The comfort of the new car seats is now unmatched. The drivers’ seats will be ergonomically designed and individually adjustable. Lumbar support pillows will be released at the touch of a button, and cervical supports will cradle the neck and shoulders. Radiant heat will target stiff or injured areas, bringing instant physical therapy to the driver. And there will be extra sets of shock absorbers installed under drivers’ seats to ease the bumps that aggravate aching backs, caused by the shock of bouncing over flattened carcasses of road kill.

A new interactive button will be standard and will speak. When the driver, having a senior moment, asks, “Where am I going?” The car will answer “To Dr. Taylor, your chiropractor.”

Arthritic knees will rejoice in the new weightless environment being developed. Space technology is being used to perform weightless sensations in the new models, and this weightlessness will take pressure off painful backs. Spinal stenosis patients will experience the new hyperbaric chamber on the road.

At the touch of another button, pills of choice will emerge from the visor. The visor will be pre-stocked with acid reducing pills, anti nausea pills and pain pills. No more will headaches, car sickness or heartburn hamper travel in the new generation of cars.

So rush out to your nearest car dealer and sign on for information about scheduled delivery dates for the exciting new “Drive Younger” models.

CLOSING TIME

They want to close it.

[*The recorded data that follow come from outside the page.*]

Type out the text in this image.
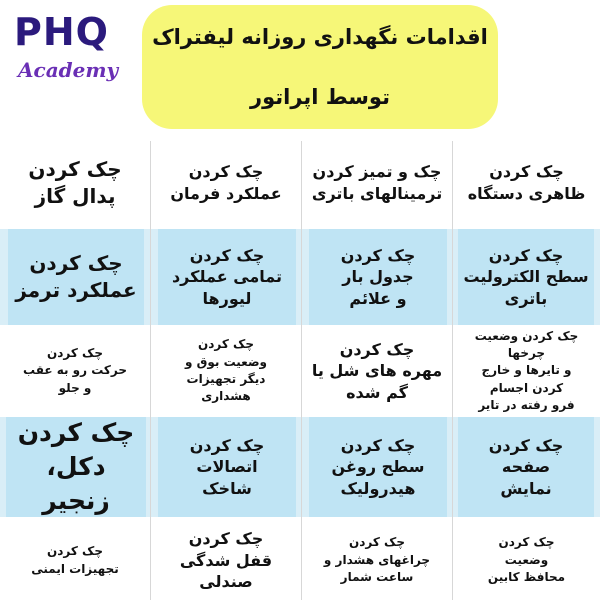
PHQ
Academy
اقدامات نگهداری روزانه لیفتراک
توسط اپراتور
چک کردن
پدال گاز
چک کردن
عملکرد فرمان
چک و تمیز کردن
ترمینالهای باتری
چک کردن
ظاهری دستگاه
چک کردن
عملکرد ترمز
چک کردن
تمامی عملکرد
لیورها
چک کردن
جدول بار
و علائم
چک کردن
سطح الکترولیت
باتری
چک کردن
حرکت رو به عقب
و جلو
چک کردن
وضعیت بوق و
دیگر تجهیزات
هشداری
چک کردن
مهره های شل یا
گم شده
چک کردن وضعیت چرخها
و تایرها و خارج
کردن اجسام
فرو رفته در تایر
چک کردن
دکل، زنجیر
چک کردن
اتصالات
شاخک
چک کردن
سطح روغن
هیدرولیک
چک کردن
صفحه
نمایش
چک کردن
تجهیزات ایمنی
چک کردن
قفل شدگی
صندلی
چک کردن
چراغهای هشدار و
ساعت شمار
چک کردن
وضعیت
محافظ کابین
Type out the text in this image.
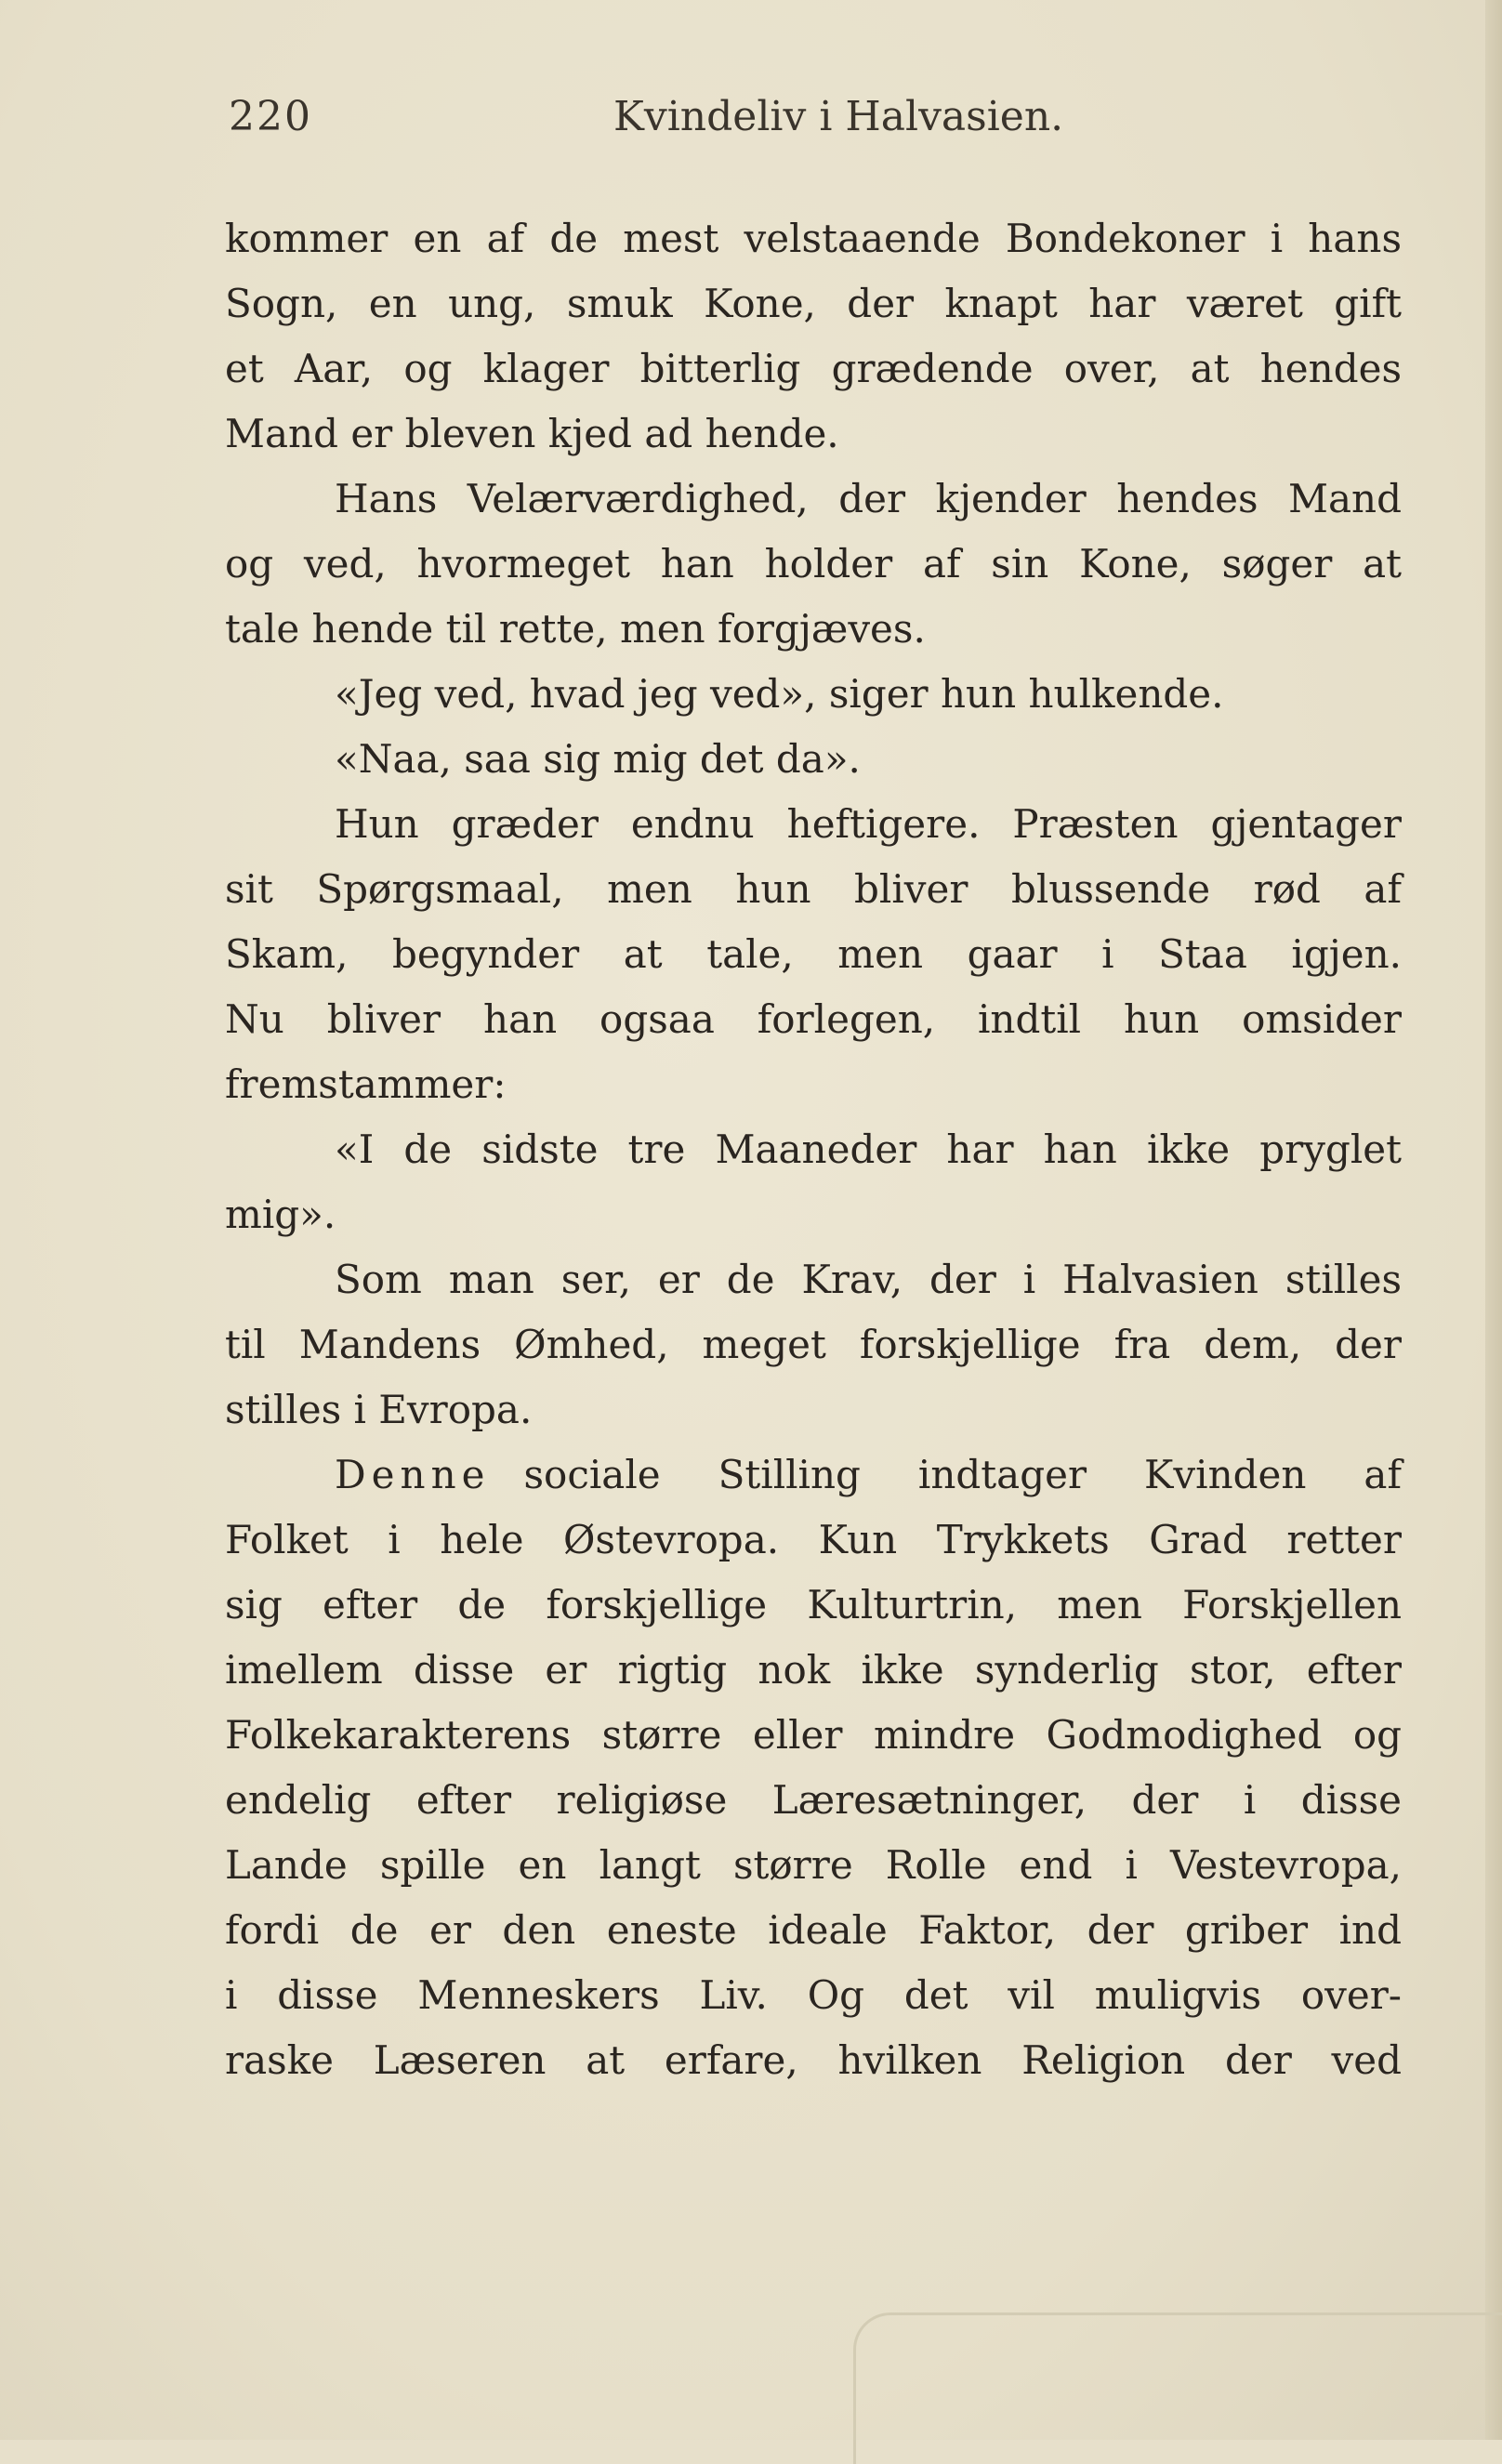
220	Kvindeliv i Halvasien.
kommer en af de mest velstaaende Bondekoner i hans
Sogn, en ung, smuk Kone, der knapt har været gift
et Aar, og klager bitterlig grædende over, at hendes
Mand er bleven kjed ad hende.
Hans Velærværdighed, der kjender hendes Mand
og ved, hvormeget han holder af sin Kone, søger at
tale hende til rette, men forgjæves.
«Jeg ved, hvad jeg ved», siger hun hulkende.
«Naa, saa sig mig det da».
Hun græder endnu heftigere. Præsten gjentager
sit Spørgsmaal, men hun bliver blussende rød af
Skam, begynder at tale, men gaar i Staa igjen.
Nu bliver han ogsaa forlegen, indtil hun omsider
fremstammer:
«I de sidste tre Maaneder har han ikke pryglet
mig».
Som man ser, er de Krav, der i Halvasien stilles
til Mandens Ømhed, meget forskjellige fra dem, der
stilles i Evropa.
Denne sociale Stilling indtager Kvinden af
Folket i hele Østevropa. Kun Trykkets Grad retter
sig efter de forskjellige Kulturtrin, men Forskjellen
imellem disse er rigtig nok ikke synderlig stor, efter
Folkekarakterens større eller mindre Godmodighed og
endelig efter religiøse Læresætninger, der i disse
Lande spille en langt større Rolle end i Vestevropa,
fordi de er den eneste ideale Faktor, der griber ind
i disse Menneskers Liv. Og det vil muligvis over-
raske Læseren at erfare, hvilken Religion der ved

I understand the “why,” but how about the “how?” How could a town as large as Morristown be left post-office-less?

The letter came in the mail and included a survey. We were asked to answer all the questions that would help decide the future of Morristown’s Post Office. Can it be that citizens actually have a voice in Post Office decisions? Can it be within my power to stop the close-happy powers in their slimy tracks?

I will help save this needed facility. I will protect the jobs of all the employees working there. I’ll let the survey senders know how valuable the post office is to our town.

Here are some of the questions they asked to determine whether this post office is necessary: all I have to do is check the column of uses as “Daily, Weekly, Monthly, Twice a Year or Never.”

The questions on the questionnaire looked easy enough: do I buy stamps there, “yes’’.   But daily? monthly? once in a decade? I buy stamps when letters bounce back warning, “needs more postage.” If they would stop raising the price of stamps by one penny I’d have stamps with the right postage.  

But then came the nastier, trickier questions.

1) Buying stamp-collecting material. No. I have never been attracted to the sedentary style of this hobby. I much prefer walking, swimming, or hot-air balloon riding. Therefore I do not buy stamp collector materials here or anywhere. I had to check the “never” box.

2) Entering permit or bulk mailings. Could they mean the birthday present I send Aunt Gertrude every April 28th? That’s probably not what the P.O. means at all. Since I don’t do bulk mailings I had to check “never” again.

3) Obtaining federal agency forms like selective service or duck stamps. OK: I give up; what are duck stamps? No, I’m afraid I’ve never asked for one, since I don’t know what they are. Selective service? ME? Nope, not that either. Get ready for another “never.”

4) School Bus Stop: What does that have to do with the post office? This is getting silly.

5) Community gathering place: I can see it now: “Friends of Night Crawlers’ Association” will meet at the post office for our annual meeting.”  Ridiculous. Of course nobody uses the post office as a gathering place. Must I check another “never” box?

If these are the kinds of activities the Morristown Post Office sponsors, and so many “never” boxes were checked, maybe they’re right.

Now I wonder why post offices were invented at all.